The origins of the Irish tower house date back to 1429. In that year, a statute issued by Henry VI, King of England (and ostensibly Lord of Ireland) declared, ‘It is agreed and asserted that every liege man of our Lord, the King of the said Counties, who chooses to build a Castle or Tower House sufficiently embattled or fortified, wither the next ten years to wit 20 feet in length, 16 feet in width and 40 feet in height or more, that the commons of the said Counties shall pay to the said person, to build the said Castle or Tower ten pounds by way of subsidy.’ The ‘said Counties’ to which this document refers covered the area taking in parts of what are now Meath, Louth and Kildare in which English authority still held sway and which was known as the Pale. And the intent behind the statute was to ensure better protection of that area from incursion by those who lived outside its perimeter. It is often proposed that this piece of legislation, with its financial incentive, did much to encourage the popularity of tower houses within the boundaries of the Pale. However, soon enough they also began to appear elsewhere throughout the country, their construction popular among both descendants of the Anglo-Norman families and members of the Gaelic nobility. They continued to be built for some 200 years and it was only in the first half of the 17th century that they were superseded by fortified houses. It has been estimated that between 1400 and 1650 in the region of 3,000 tower houses were constructed. Many of them survive to the present day, in various states of repair.

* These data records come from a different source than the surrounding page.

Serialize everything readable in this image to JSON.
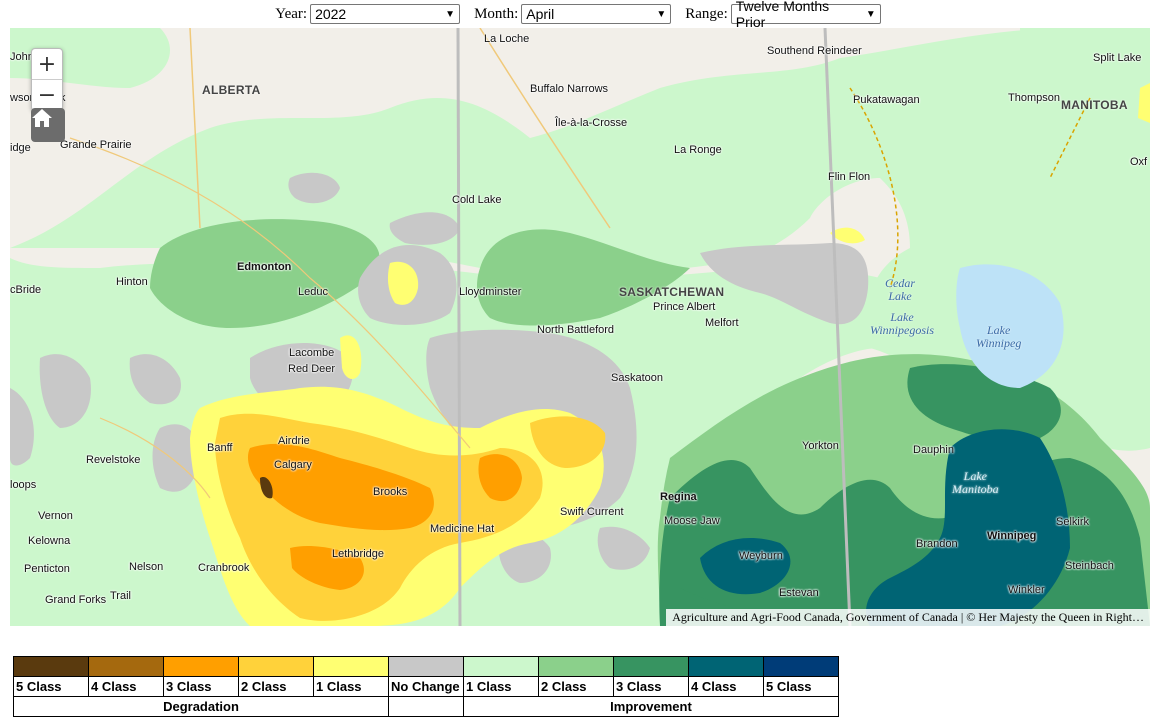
{
  "controls": {
    "year_label": "Year:",
    "year_value": "2022",
    "month_label": "Month:",
    "month_value": "April",
    "range_label": "Range:",
    "range_value": "Twelve Months Prior"
  },
  "map": {
    "attribution": "Agriculture and Agri-Food Canada, Government of Canada | © Her Majesty the Queen in Right…",
    "provinces": [
      "ALBERTA",
      "SASKATCHEWAN",
      "MANITOBA"
    ],
    "places": {
      "john": "John",
      "wson": "wson",
      "lk": "k",
      "idge": "idge",
      "grande_prairie": "Grande Prairie",
      "la_loche": "La Loche",
      "southend": "Southend Reindeer",
      "split_lake": "Split Lake",
      "buffalo_narrows": "Buffalo Narrows",
      "ile_a_la_crosse": "Île-à-la-Crosse",
      "pukatawagan": "Pukatawagan",
      "thompson": "Thompson",
      "la_ronge": "La Ronge",
      "oxf": "Oxf",
      "flin_flon": "Flin Flon",
      "cold_lake": "Cold Lake",
      "edmonton": "Edmonton",
      "hinton": "Hinton",
      "cbride": "cBride",
      "leduc": "Leduc",
      "lloydminster": "Lloydminster",
      "prince_albert": "Prince Albert",
      "melfort": "Melfort",
      "north_battleford": "North Battleford",
      "lacombe": "Lacombe",
      "red_deer": "Red Deer",
      "saskatoon": "Saskatoon",
      "yorkton": "Yorkton",
      "dauphin": "Dauphin",
      "revelstoke": "Revelstoke",
      "banff": "Banff",
      "airdrie": "Airdrie",
      "calgary": "Calgary",
      "brooks": "Brooks",
      "regina": "Regina",
      "loops": "loops",
      "vernon": "Vernon",
      "swift_current": "Swift Current",
      "moose_jaw": "Moose Jaw",
      "selkirk": "Selkirk",
      "kelowna": "Kelowna",
      "medicine_hat": "Medicine Hat",
      "winnipeg": "Winnipeg",
      "brandon": "Brandon",
      "lethbridge": "Lethbridge",
      "weyburn": "Weyburn",
      "steinbach": "Steinbach",
      "penticton": "Penticton",
      "nelson": "Nelson",
      "cranbrook": "Cranbrook",
      "winkler": "Winkler",
      "estevan": "Estevan",
      "grand_forks": "Grand Forks",
      "trail": "Trail"
    },
    "lakes": {
      "cedar": "Cedar\nLake",
      "winnipegosis": "Lake\nWinnipegosis",
      "lake_winnipeg": "Lake\nWinnipeg",
      "lake_manitoba": "Lake\nManitoba"
    }
  },
  "legend": {
    "swatches": [
      {
        "label": "5 Class",
        "color": "#5a3a0e"
      },
      {
        "label": "4 Class",
        "color": "#a5690e"
      },
      {
        "label": "3 Class",
        "color": "#ff9f00"
      },
      {
        "label": "2 Class",
        "color": "#ffd23a"
      },
      {
        "label": "1 Class",
        "color": "#ffff72"
      },
      {
        "label": "No Change",
        "color": "#c8c8c8"
      },
      {
        "label": "1 Class",
        "color": "#ccf7cc"
      },
      {
        "label": "2 Class",
        "color": "#8bd08b"
      },
      {
        "label": "3 Class",
        "color": "#379461"
      },
      {
        "label": "4 Class",
        "color": "#006474"
      },
      {
        "label": "5 Class",
        "color": "#003c78"
      }
    ],
    "degradation_label": "Degradation",
    "improvement_label": "Improvement"
  }
}
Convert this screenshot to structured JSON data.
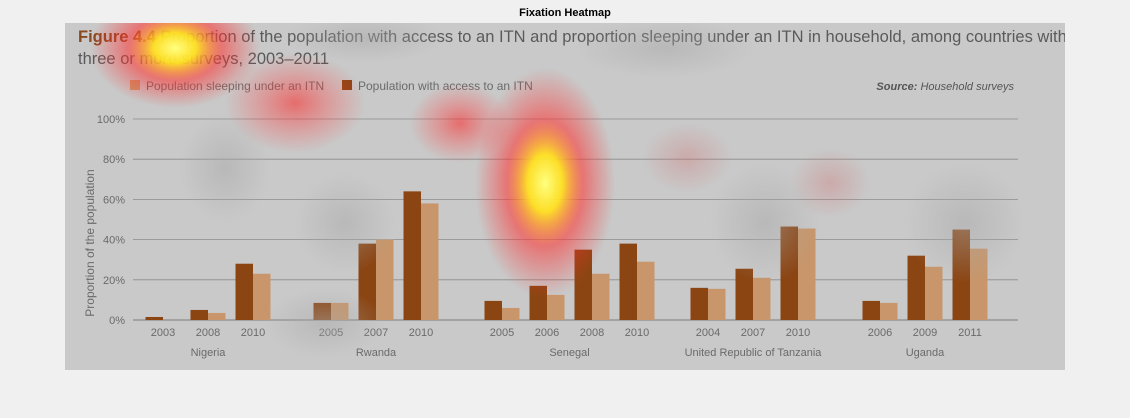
{
  "heatmap": {
    "title": "Fixation Heatmap"
  },
  "colors": {
    "access": "#8b4513",
    "sleeping": "#c8966a",
    "figure_label": "#8a4a20",
    "background": "#c9c9c9",
    "grid": "#8c8c8c"
  },
  "chart_data": {
    "type": "bar",
    "title_prefix": "Figure 4.4",
    "title_rest_line1": " Proportion of the population with access to an ITN and proportion sleeping under an ITN in household, among countries with",
    "title_line2": "three or more surveys, 2003–2011",
    "source_label": "Source:",
    "source_text": " Household surveys",
    "ylabel": "Proportion of the population",
    "ylim": [
      0,
      100
    ],
    "y_ticks": [
      "0%",
      "20%",
      "40%",
      "60%",
      "80%",
      "100%"
    ],
    "legend": [
      {
        "name": "Population sleeping under an ITN",
        "color": "#c8966a"
      },
      {
        "name": "Population with access to an ITN",
        "color": "#8b4513"
      }
    ],
    "series_names": [
      "Population with access to an ITN",
      "Population sleeping under an ITN"
    ],
    "groups": [
      {
        "country": "Nigeria",
        "years": [
          "2003",
          "2008",
          "2010"
        ],
        "access": [
          1.5,
          5,
          28
        ],
        "sleeping": [
          0,
          3.5,
          23
        ]
      },
      {
        "country": "Rwanda",
        "years": [
          "2005",
          "2007",
          "2010"
        ],
        "access": [
          8.5,
          38,
          64
        ],
        "sleeping": [
          8.5,
          40,
          58
        ]
      },
      {
        "country": "Senegal",
        "years": [
          "2005",
          "2006",
          "2008",
          "2010"
        ],
        "access": [
          9.5,
          17,
          35,
          38
        ],
        "sleeping": [
          6,
          12.5,
          23,
          29
        ]
      },
      {
        "country": "United Republic of Tanzania",
        "years": [
          "2004",
          "2007",
          "2010"
        ],
        "access": [
          16,
          25.5,
          46.5
        ],
        "sleeping": [
          15.5,
          21,
          45.5
        ]
      },
      {
        "country": "Uganda",
        "years": [
          "2006",
          "2009",
          "2011"
        ],
        "access": [
          9.5,
          32,
          45
        ],
        "sleeping": [
          8.5,
          26.5,
          35.5
        ]
      }
    ]
  }
}
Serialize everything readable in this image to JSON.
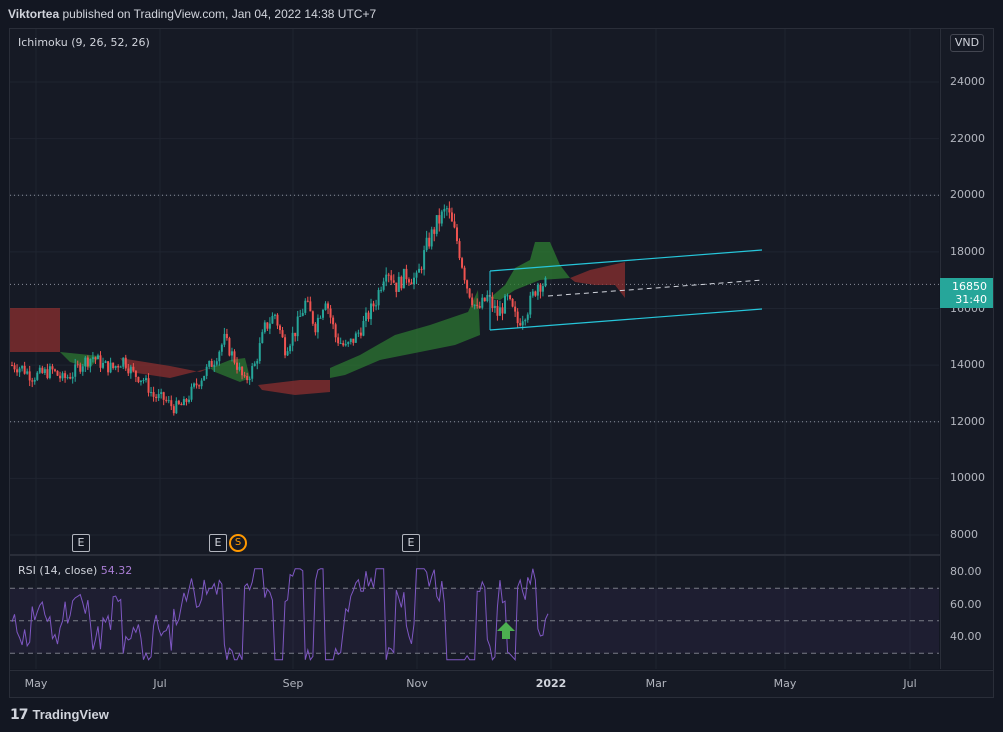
{
  "header": {
    "author": "Viktortea",
    "published_text": "published on TradingView.com, Jan 04, 2022 14:38 UTC+7"
  },
  "main_legend": {
    "indicator": "Ichimoku (9, 26, 52, 26)"
  },
  "currency": "VND",
  "price_axis": [
    "24000",
    "22000",
    "20000",
    "18000",
    "16000",
    "14000",
    "12000",
    "10000",
    "8000"
  ],
  "last_price": {
    "value": "16850",
    "countdown": "31:40"
  },
  "rsi": {
    "legend": "RSI (14, close)",
    "value": "54.32",
    "axis": [
      "80.00",
      "60.00",
      "40.00"
    ]
  },
  "time_axis": {
    "labels": [
      "May",
      "Jul",
      "Sep",
      "Nov",
      "2022",
      "Mar",
      "May",
      "Jul"
    ],
    "bold": "2022"
  },
  "events": [
    {
      "type": "E"
    },
    {
      "type": "E"
    },
    {
      "type": "S"
    },
    {
      "type": "E"
    }
  ],
  "colors": {
    "up": "#26a69a",
    "down": "#ef5350",
    "cloud_bull": "#2e7d32",
    "cloud_bear": "#8b2f2f",
    "channel": "#26c6da",
    "rsi_line": "#7e57c2",
    "arrow": "#4caf50"
  },
  "footer": {
    "brand": "TradingView"
  },
  "chart_data": {
    "type": "candlestick",
    "symbol_currency": "VND",
    "indicator": "Ichimoku (9, 26, 52, 26)",
    "ylim": [
      7500,
      25500
    ],
    "horizontal_levels": [
      20000,
      16850,
      12000
    ],
    "close_series_approx": [
      14000,
      13900,
      13600,
      13700,
      13800,
      13500,
      13700,
      14100,
      14300,
      14000,
      13900,
      14200,
      13700,
      13500,
      12900,
      12800,
      12500,
      12600,
      13200,
      13700,
      14200,
      14900,
      14200,
      13400,
      14000,
      15300,
      15800,
      14600,
      15200,
      16200,
      15400,
      16400,
      15000,
      14600,
      15000,
      15600,
      16300,
      17500,
      16800,
      17200,
      17000,
      18200,
      19000,
      19500,
      18400,
      16800,
      15900,
      16400,
      15800,
      16300,
      15500,
      16000,
      16900,
      16850
    ],
    "rsi": {
      "ylim": [
        20,
        90
      ],
      "levels": [
        70,
        50,
        30
      ],
      "last": 54.32
    }
  }
}
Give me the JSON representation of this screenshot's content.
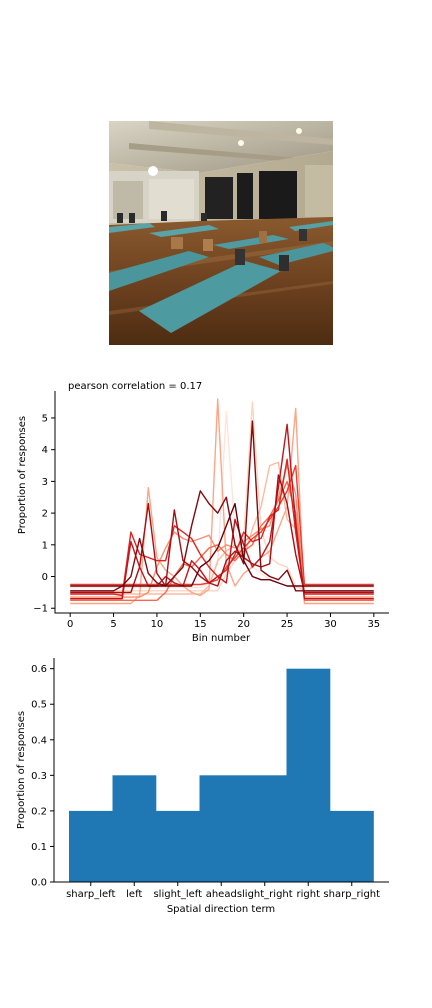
{
  "photo": {
    "icon": "yoga-studio-photo"
  },
  "chart_data": [
    {
      "type": "line",
      "title": "pearson correlation = 0.17",
      "xlabel": "Bin number",
      "ylabel": "Proportion of responses",
      "xlim": [
        -1.75,
        36.75
      ],
      "ylim": [
        -1.15,
        5.85
      ],
      "xticks": [
        0,
        5,
        10,
        15,
        20,
        25,
        30,
        35
      ],
      "yticks": [
        -1,
        0,
        1,
        2,
        3,
        4,
        5
      ],
      "grid": false,
      "legend": "none",
      "colormap": "Reds",
      "x": [
        0,
        1,
        2,
        3,
        4,
        5,
        6,
        7,
        8,
        9,
        10,
        11,
        12,
        13,
        14,
        15,
        16,
        17,
        18,
        19,
        20,
        21,
        22,
        23,
        24,
        25,
        26,
        27,
        28,
        29,
        30,
        31,
        32,
        33,
        34,
        35
      ],
      "series": [
        {
          "color": "#fee5d9",
          "values": [
            -0.35,
            -0.35,
            -0.35,
            -0.35,
            -0.35,
            -0.35,
            -0.35,
            -0.35,
            -0.35,
            -0.35,
            -0.35,
            -0.35,
            -0.35,
            -0.35,
            -0.35,
            -0.35,
            -0.2,
            0.4,
            5.2,
            1.5,
            0.5,
            0.3,
            0.1,
            -0.1,
            -0.2,
            -0.3,
            -0.35,
            -0.35,
            -0.35,
            -0.35,
            -0.35,
            -0.35,
            -0.35,
            -0.35,
            -0.35,
            -0.35
          ]
        },
        {
          "color": "#fcd5c0",
          "values": [
            -0.45,
            -0.45,
            -0.45,
            -0.45,
            -0.45,
            -0.45,
            -0.45,
            -0.45,
            -0.45,
            -0.45,
            -0.45,
            -0.45,
            -0.45,
            -0.45,
            -0.45,
            -0.45,
            -0.45,
            -0.45,
            0.1,
            0.5,
            1.2,
            5.5,
            1.5,
            0.6,
            0.4,
            0.3,
            -0.3,
            -0.45,
            -0.45,
            -0.45,
            -0.45,
            -0.45,
            -0.45,
            -0.45,
            -0.45,
            -0.45
          ]
        },
        {
          "color": "#fcbba1",
          "values": [
            -0.55,
            -0.55,
            -0.55,
            -0.55,
            -0.55,
            -0.55,
            -0.55,
            -0.55,
            -0.55,
            -0.55,
            -0.55,
            -0.55,
            -0.55,
            -0.55,
            -0.55,
            -0.55,
            -0.3,
            0.5,
            0.8,
            1.0,
            0.6,
            1.5,
            2.2,
            3.5,
            3.6,
            1.8,
            1.5,
            -0.55,
            -0.55,
            -0.55,
            -0.55,
            -0.55,
            -0.55,
            -0.55,
            -0.55,
            -0.55
          ]
        },
        {
          "color": "#fca588",
          "values": [
            -0.85,
            -0.85,
            -0.85,
            -0.85,
            -0.85,
            -0.85,
            -0.85,
            -0.85,
            -0.6,
            2.8,
            0.6,
            0.2,
            0.0,
            -0.3,
            -0.5,
            -0.6,
            -0.4,
            5.6,
            0.4,
            -0.3,
            0.1,
            0.3,
            0.6,
            0.8,
            1.5,
            2.2,
            5.3,
            -0.85,
            -0.85,
            -0.85,
            -0.85,
            -0.85,
            -0.85,
            -0.85,
            -0.85,
            -0.85
          ]
        },
        {
          "color": "#fc8d6d",
          "values": [
            -0.65,
            -0.65,
            -0.65,
            -0.65,
            -0.65,
            -0.65,
            -0.65,
            -0.65,
            -0.65,
            -0.5,
            0.3,
            0.9,
            1.4,
            1.2,
            1.1,
            1.2,
            1.3,
            0.8,
            1.0,
            0.9,
            1.1,
            1.3,
            1.5,
            1.6,
            2.5,
            3.5,
            2.6,
            -0.65,
            -0.65,
            -0.65,
            -0.65,
            -0.65,
            -0.65,
            -0.65,
            -0.65,
            -0.65
          ]
        },
        {
          "color": "#f8694c",
          "values": [
            -0.75,
            -0.75,
            -0.75,
            -0.75,
            -0.75,
            -0.75,
            -0.75,
            -0.75,
            -0.75,
            -0.75,
            -0.75,
            -0.5,
            0.0,
            0.4,
            0.3,
            0.6,
            0.9,
            1.0,
            0.7,
            0.5,
            0.8,
            1.0,
            1.6,
            1.9,
            2.4,
            3.0,
            2.0,
            -0.75,
            -0.75,
            -0.75,
            -0.75,
            -0.75,
            -0.75,
            -0.75,
            -0.75,
            -0.75
          ]
        },
        {
          "color": "#ef3b2c",
          "values": [
            -0.25,
            -0.25,
            -0.25,
            -0.25,
            -0.25,
            -0.25,
            -0.25,
            -0.25,
            -0.25,
            -0.25,
            -0.25,
            -0.25,
            -0.25,
            -0.25,
            -0.25,
            -0.25,
            -0.2,
            -0.1,
            0.3,
            0.6,
            0.9,
            1.2,
            1.4,
            1.8,
            2.2,
            2.7,
            3.5,
            -0.25,
            -0.25,
            -0.25,
            -0.25,
            -0.25,
            -0.25,
            -0.25,
            -0.25,
            -0.25
          ]
        },
        {
          "color": "#d92523",
          "values": [
            -0.55,
            -0.55,
            -0.55,
            -0.55,
            -0.55,
            -0.55,
            -0.6,
            1.4,
            0.7,
            0.6,
            0.5,
            0.5,
            1.6,
            1.4,
            1.2,
            0.7,
            0.3,
            0.0,
            0.2,
            0.7,
            1.4,
            1.1,
            1.2,
            1.9,
            2.1,
            3.7,
            1.4,
            -0.55,
            -0.55,
            -0.55,
            -0.55,
            -0.55,
            -0.55,
            -0.55,
            -0.55,
            -0.55
          ]
        },
        {
          "color": "#bf151b",
          "values": [
            -0.7,
            -0.7,
            -0.7,
            -0.7,
            -0.7,
            -0.7,
            -0.7,
            1.1,
            0.3,
            -0.3,
            -0.3,
            0.0,
            -0.2,
            -0.3,
            0.5,
            0.2,
            -0.2,
            0.0,
            -0.2,
            1.8,
            1.0,
            0.3,
            0.6,
            1.1,
            2.8,
            4.8,
            1.7,
            -0.7,
            -0.7,
            -0.7,
            -0.7,
            -0.7,
            -0.7,
            -0.7,
            -0.7,
            -0.7
          ]
        },
        {
          "color": "#a50f15",
          "values": [
            -0.5,
            -0.5,
            -0.5,
            -0.5,
            -0.5,
            -0.5,
            -0.5,
            -0.5,
            0.3,
            2.3,
            0.1,
            -0.3,
            2.1,
            0.5,
            0.3,
            0.0,
            -0.2,
            -0.3,
            0.5,
            0.8,
            0.6,
            0.4,
            0.3,
            0.4,
            3.2,
            2.3,
            0.7,
            -0.5,
            -0.5,
            -0.5,
            -0.5,
            -0.5,
            -0.5,
            -0.5,
            -0.5,
            -0.5
          ]
        },
        {
          "color": "#7f0a12",
          "values": [
            -0.45,
            -0.45,
            -0.45,
            -0.45,
            -0.45,
            -0.45,
            -0.3,
            0.0,
            1.2,
            0.1,
            -0.2,
            -0.3,
            0.0,
            0.3,
            1.6,
            2.7,
            2.3,
            2.0,
            2.5,
            1.0,
            0.4,
            4.9,
            0.2,
            0.0,
            -0.1,
            0.2,
            -0.45,
            -0.45,
            -0.45,
            -0.45,
            -0.45,
            -0.45,
            -0.45,
            -0.45,
            -0.45,
            -0.45
          ]
        },
        {
          "color": "#67000d",
          "values": [
            -0.3,
            -0.3,
            -0.3,
            -0.3,
            -0.3,
            -0.3,
            -0.3,
            -0.3,
            -0.3,
            -0.3,
            -0.3,
            -0.3,
            -0.3,
            -0.3,
            -0.3,
            0.3,
            0.5,
            0.9,
            1.6,
            2.3,
            0.5,
            0.0,
            -0.1,
            -0.1,
            -0.2,
            -0.3,
            -0.3,
            -0.3,
            -0.3,
            -0.3,
            -0.3,
            -0.3,
            -0.3,
            -0.3,
            -0.3,
            -0.3
          ]
        }
      ]
    },
    {
      "type": "bar",
      "title": "",
      "xlabel": "Spatial direction term",
      "ylabel": "Proportion of responses",
      "categories": [
        "sharp_left",
        "left",
        "slight_left",
        "ahead",
        "slight_right",
        "right",
        "sharp_right"
      ],
      "values": [
        0.2,
        0.3,
        0.2,
        0.3,
        0.3,
        0.6,
        0.2
      ],
      "ylim": [
        0,
        0.63
      ],
      "yticks": [
        0.0,
        0.1,
        0.2,
        0.3,
        0.4,
        0.5,
        0.6
      ],
      "ytick_labels": [
        "0.0",
        "0.1",
        "0.2",
        "0.3",
        "0.4",
        "0.5",
        "0.6"
      ],
      "bar_color": "#1f77b4",
      "grid": false,
      "legend": "none"
    }
  ]
}
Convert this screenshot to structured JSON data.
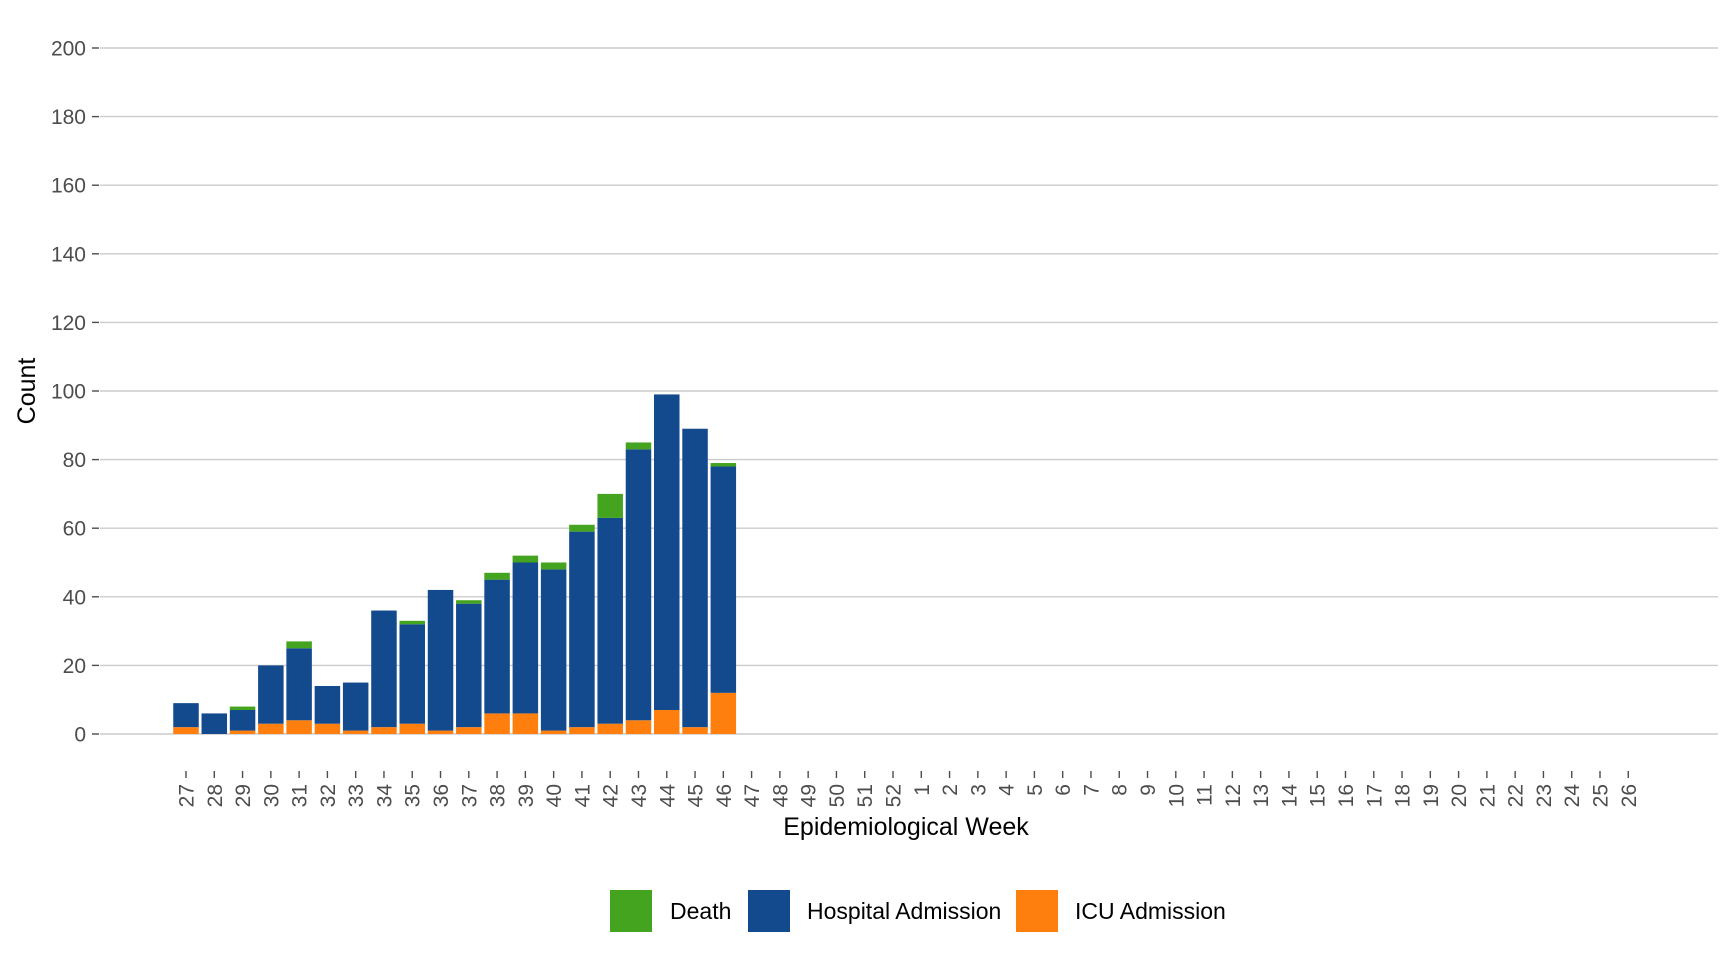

No two tower houses are identical but customarily they were square or rectangular in shape, running to four or five storeys in height and with a single arched doorcase on the ground floor providing the only point of access. A number survive in County Tipperary which, unusually, are circular; one of these at Moorstown was shown here three years ago (see In the Round « The Irish Aesthete). Here is another, Ballynahow which is exceptionally well-preserved. It is believed to date from the early 16th century when erected by a branch of the Purcells, a family closely allied to the powerful Butlers, and whose main base was at Loughmoe (see A Former Family Seat « The Irish Aesthete): the latter incorporates a more typical tower house into a later fortified house. Ballynahow, on the other hand, is free-standing and, as already mentioned, cylindrical in shape. Thereafter much of its design and layout follows the typical pattern, with a large vaulted ground floor reached by an arched door on the east side (with a murder hole strategically placed above) and only narrow slits in the walls at this low level to provide light to the interior while not leaving those inside exposed or visible to attack. Larger window openings can be found on the upper floors, along with substantial chimneypieces as these were the main residential quarters for the occupants. They were reached thanks to a stone spiral staircase climbing around the immediate inside of the building. Four machiolations are evenly spaced along the roofline; the tower house would originally have been finished with a conical dome. It appears that as late as the 1840s the lower floors of Ballynahow were still in residential use and this may help to explain why it is in such good condition.